“Estoy de buen ánimo, porque doy poca importancia a la realidad” Ricardo Piglia
Puede perfectamente entenderse esta confesión, dos años antes de su muerte, en un escritor que seguía escribiendo textos imprescindibles, a pesar de padecer una esclerosis degenerativa. Pero hay muchas personas que no otorgan a la realidad importancia alguna, la anulan evadiéndose, o se inventan realidades paralelas. Son recetas para “cocinarla”, porque tal vez les parezca demasiado cruda.
Hoy todo el mundo quiere arañar trozos de “bienestar” en su vida, huyendo de las duras circunstancias o del miedo al vacío y a la muerte. La salud, el trabajo, la pareja, la casa, los hijos o lo ahorros son las fuentes de esa felicidad anhelada. Se busca la solución de forma individual, ya que el “otro” se convierte en un competidor que lucha por una parcela del mismo territorio. Otras personas se refugian en una burbuja “espiritual”. Cuanto más grande es el globo de esta ilusión, mayor es el estallido cuando se pincha (enfermedades, rupturas, pérdidas o abrupto aterrizaje).
Son loables los pasos adelante que suponen aceptar la dura realidad, tomando conciencia del autoengaño y plasmándolo en la práctica. A modo de ejemplo, Justo Fernández, desnuda su alma en “Tu cocaína y la mía. Diario de un narcisista” (Editorial Cuatro hojas), una historia sobre “la alegría de decir adiós a un intento fallido de vida… una forma de agradecer lo aprendido”, basada en una experiencia de curación. Por su parte, Biel Moll Galmés, en “Homo terapeuticus, ampliando miradas sobre la masculinidad” (Ediciones Carena-Acidalia), relata su propia y descarnada construcción de la masculinidad, apoyado en una sólida formación filosófica, en la facilitación de grupos de hombres y en los testimonios de estos.
Como escribe Leila Guerreiro, para muchos ha llegado el momento de volver a empezar donde comenzó todo, sin artificios ni adornos, de detenerse y esperar, porque “dejar atrás es ahora la forma de ganarlo todo, y regresar la única forma de seguir adelante”. Hacer un alto en el camino y volver al origen de todo.
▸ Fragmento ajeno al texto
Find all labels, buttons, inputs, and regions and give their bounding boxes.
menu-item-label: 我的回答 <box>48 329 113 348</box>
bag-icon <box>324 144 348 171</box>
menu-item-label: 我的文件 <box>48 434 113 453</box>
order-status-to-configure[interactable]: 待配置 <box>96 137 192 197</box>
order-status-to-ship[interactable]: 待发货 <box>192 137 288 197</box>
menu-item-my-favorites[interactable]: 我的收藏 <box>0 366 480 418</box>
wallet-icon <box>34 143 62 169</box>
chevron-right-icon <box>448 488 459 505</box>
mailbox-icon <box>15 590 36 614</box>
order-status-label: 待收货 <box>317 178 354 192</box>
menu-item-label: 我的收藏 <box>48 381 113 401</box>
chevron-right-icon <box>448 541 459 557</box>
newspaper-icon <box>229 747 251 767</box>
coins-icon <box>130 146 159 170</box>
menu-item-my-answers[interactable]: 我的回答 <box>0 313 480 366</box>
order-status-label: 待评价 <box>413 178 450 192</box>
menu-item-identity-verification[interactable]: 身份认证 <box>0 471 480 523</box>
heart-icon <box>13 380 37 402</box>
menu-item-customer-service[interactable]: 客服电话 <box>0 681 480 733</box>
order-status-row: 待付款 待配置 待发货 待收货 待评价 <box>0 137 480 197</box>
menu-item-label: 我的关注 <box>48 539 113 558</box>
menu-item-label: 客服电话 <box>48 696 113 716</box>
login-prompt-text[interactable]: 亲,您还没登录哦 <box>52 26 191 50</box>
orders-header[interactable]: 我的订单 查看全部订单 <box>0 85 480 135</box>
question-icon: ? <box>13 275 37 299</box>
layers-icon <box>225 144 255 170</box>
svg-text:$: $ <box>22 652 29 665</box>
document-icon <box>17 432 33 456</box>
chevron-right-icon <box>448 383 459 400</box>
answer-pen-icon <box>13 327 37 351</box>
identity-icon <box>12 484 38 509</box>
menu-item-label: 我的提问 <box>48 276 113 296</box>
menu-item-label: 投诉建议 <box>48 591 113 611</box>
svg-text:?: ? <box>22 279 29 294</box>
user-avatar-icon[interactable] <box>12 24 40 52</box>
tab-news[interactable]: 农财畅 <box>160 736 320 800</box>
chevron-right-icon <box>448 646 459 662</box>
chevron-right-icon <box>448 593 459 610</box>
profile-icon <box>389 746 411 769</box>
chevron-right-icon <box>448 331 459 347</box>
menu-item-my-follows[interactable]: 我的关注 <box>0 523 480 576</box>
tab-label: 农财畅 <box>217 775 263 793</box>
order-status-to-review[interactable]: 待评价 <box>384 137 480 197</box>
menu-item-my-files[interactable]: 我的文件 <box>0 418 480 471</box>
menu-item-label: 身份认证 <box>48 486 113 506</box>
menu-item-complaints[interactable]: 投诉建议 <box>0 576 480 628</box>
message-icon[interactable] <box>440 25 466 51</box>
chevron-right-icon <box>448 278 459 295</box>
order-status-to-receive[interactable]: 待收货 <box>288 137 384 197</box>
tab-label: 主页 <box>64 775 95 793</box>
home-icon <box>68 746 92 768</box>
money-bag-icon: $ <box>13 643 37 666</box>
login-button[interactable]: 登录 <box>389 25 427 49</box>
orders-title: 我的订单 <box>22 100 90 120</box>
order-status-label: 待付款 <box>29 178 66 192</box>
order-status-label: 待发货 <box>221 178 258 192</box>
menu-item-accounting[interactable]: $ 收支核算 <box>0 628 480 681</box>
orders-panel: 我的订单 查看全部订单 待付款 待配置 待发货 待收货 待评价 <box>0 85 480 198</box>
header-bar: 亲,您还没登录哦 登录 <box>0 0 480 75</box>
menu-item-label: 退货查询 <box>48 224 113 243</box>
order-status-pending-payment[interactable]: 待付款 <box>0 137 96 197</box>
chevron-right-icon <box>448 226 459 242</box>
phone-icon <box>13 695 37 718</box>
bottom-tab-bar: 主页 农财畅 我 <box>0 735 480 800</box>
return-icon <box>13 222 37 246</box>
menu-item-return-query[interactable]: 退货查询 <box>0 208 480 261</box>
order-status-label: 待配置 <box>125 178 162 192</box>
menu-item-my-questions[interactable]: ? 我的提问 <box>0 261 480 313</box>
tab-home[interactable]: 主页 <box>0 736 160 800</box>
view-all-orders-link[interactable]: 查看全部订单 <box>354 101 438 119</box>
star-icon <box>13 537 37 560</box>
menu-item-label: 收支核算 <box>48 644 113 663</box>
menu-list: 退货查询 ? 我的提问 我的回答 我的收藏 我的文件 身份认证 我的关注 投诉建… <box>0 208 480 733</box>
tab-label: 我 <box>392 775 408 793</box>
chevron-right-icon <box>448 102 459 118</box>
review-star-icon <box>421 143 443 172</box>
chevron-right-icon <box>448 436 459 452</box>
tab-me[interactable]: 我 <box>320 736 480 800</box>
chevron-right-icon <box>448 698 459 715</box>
Todas las filosofías y todas las religiones se han preguntado qué es la Realidad y han dado diferentes respuestas. Cada respuesta se ha considerado única y definitiva, pero casi siempre era parcial y transitoria. Al poner diferentes nombres a la Realidad última, la redujeron y complicaron. Como afirma el Tao Te Ching, libro esencial del taoísmo, “el tao que se puede nombrar no es el verdadero tao”. Todos los creadores de las grandes religiones y cualquier místico de cualquiera de ellas supieron que, llegados al momento sin tiempo y al espacio sin forma, tenían que entrar en el Silencio. Cuando salían de él, el único modo de comunicar lo que no tiene forma, origen ni fin, lo inefable, el misterio, era la metáfora, la parábola y la poesía. La poesía mística de cualquier auténtica espiritualidad no describe, sino que señala, no intenta convencer ni imponer: simplemente contagia.
El gran secreto no está en las palabras bonitas ni en las formulaciones más o menos racionales, emocionales o imaginativas. Es un despertar profundo, súbito o progresivo, un DARSE CUENTA, de que lo que tomamos como real es una construcción subjetiva; un conjunto de imágenes condicionadas por nuestras experiencias, creencias y deseos. La Realidad es un estado de conexión que se revela cuando hacemos Silencio mental. Los pensamientos que surgen sin cesar ni control son las interferencias que se interponen entre la ilusión y lo real: malas recetas de una realidad que no es necesario cocinar, salvo para disfrazarla.
Cuando despertamos, se acaba la noche y podemos decir con Andrea Bernal: “Allá vamos. Otras piedras vendrán, y estarán en silencio los dioses, y los muérdagos acurrucados verán levantarse los bosques… sabré [entonces] que la noche fue, más que un océano, una levedad negra contra el infinito….” (“Adiós a la noche”, La Isla de Sistolá).